Hon Churchill Gill asked if the committee responsible to assess and review the applications needed approval from the President or any other authority. He also enquired about whether there are cases of businesses who received assistance under FA4JR and also the facilities banks were providing.

“The committee did its work and there was absolutely no political interference. We did receive calls from some members of the National Assembly asking about the status of the applications of their constituents. We even explained to them the procedure and the appeal process,” clarified SS Payet.

SS Payet also explained that the bank facility came after the implementation of FA4JR and this scheme was to assist businesses with other expenses so that they would be ready to open for business.

He added that all letters were sent to the individuals/businesses and some were even sent to the district administration offices.

MNA Gabriel asked about the timeframe businesses have been given to repay the over R15 million disbursed as overpayment.

SS Payet shared that so far a sum of R448,000 has been refunded for the year 2021 which does not relate to the R15 million and R2,193,716 was refunded for 2020.

Questions were also raised on remarks from the Auditor’s report of instances of inadequate assessment of applications and non-application of established criteria in the administration of the scheme resulting in overpayments.

SS Payet explained that some employers provided inadequate and incorrect information adding more pressure to the committee’s work in assessing such claims. Authorities should be aware that a large number of expatriate workers appearing on payrolls submitted to the committee for financial assistance were without valid identification (national identity number, passport or gainful occupation permit).

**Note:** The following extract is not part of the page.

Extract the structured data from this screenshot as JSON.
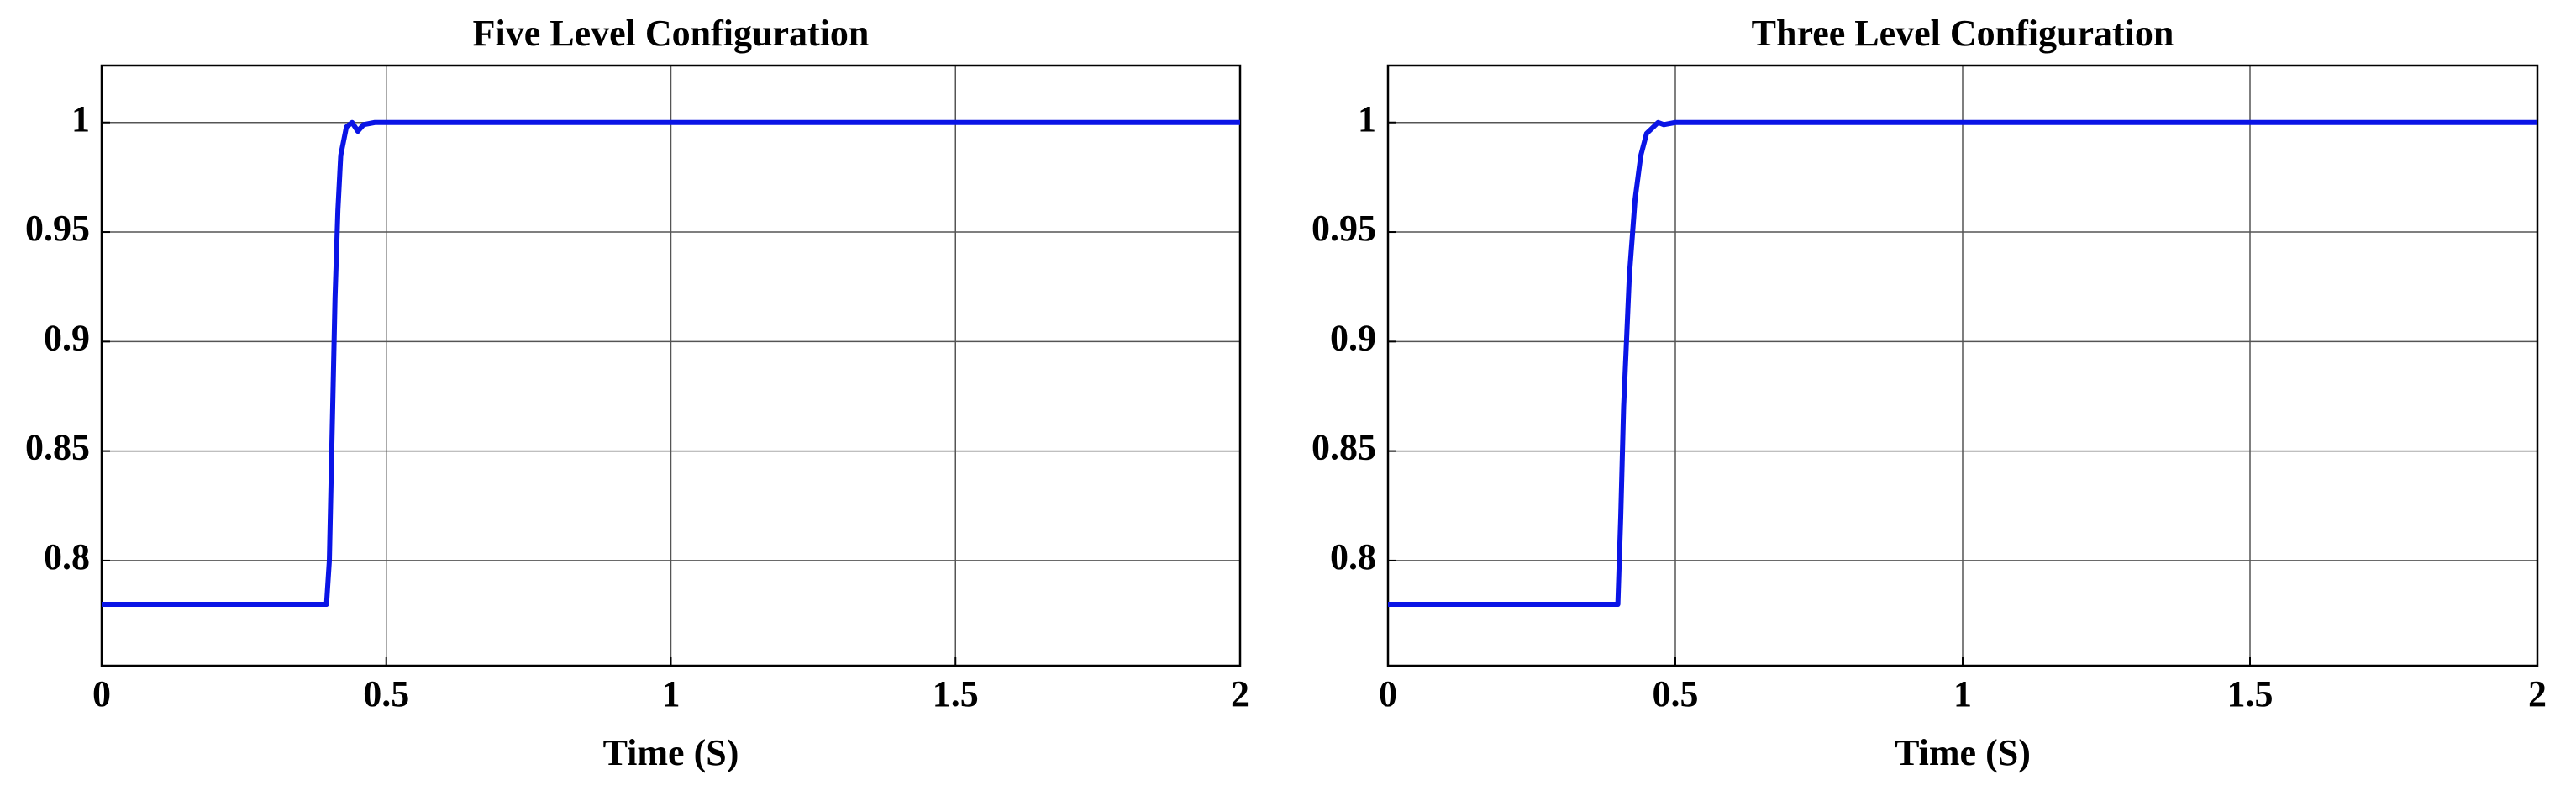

SS Payet also shared that the MoF is working with the Seychelles Revenue Commission (SRC) to digitalise their system which will enable them to verify the businesses.

“We are committed to bringing the R15 million back in our economy and work with the businesses and public. We learnt a lot from the FA4JR scheme and it was not easy for the staff of the MoF,” shared SS Payet.

FPAC chair Pillay concluded the hearing by saying that future audit reports should help fix issues and bring a change in the system.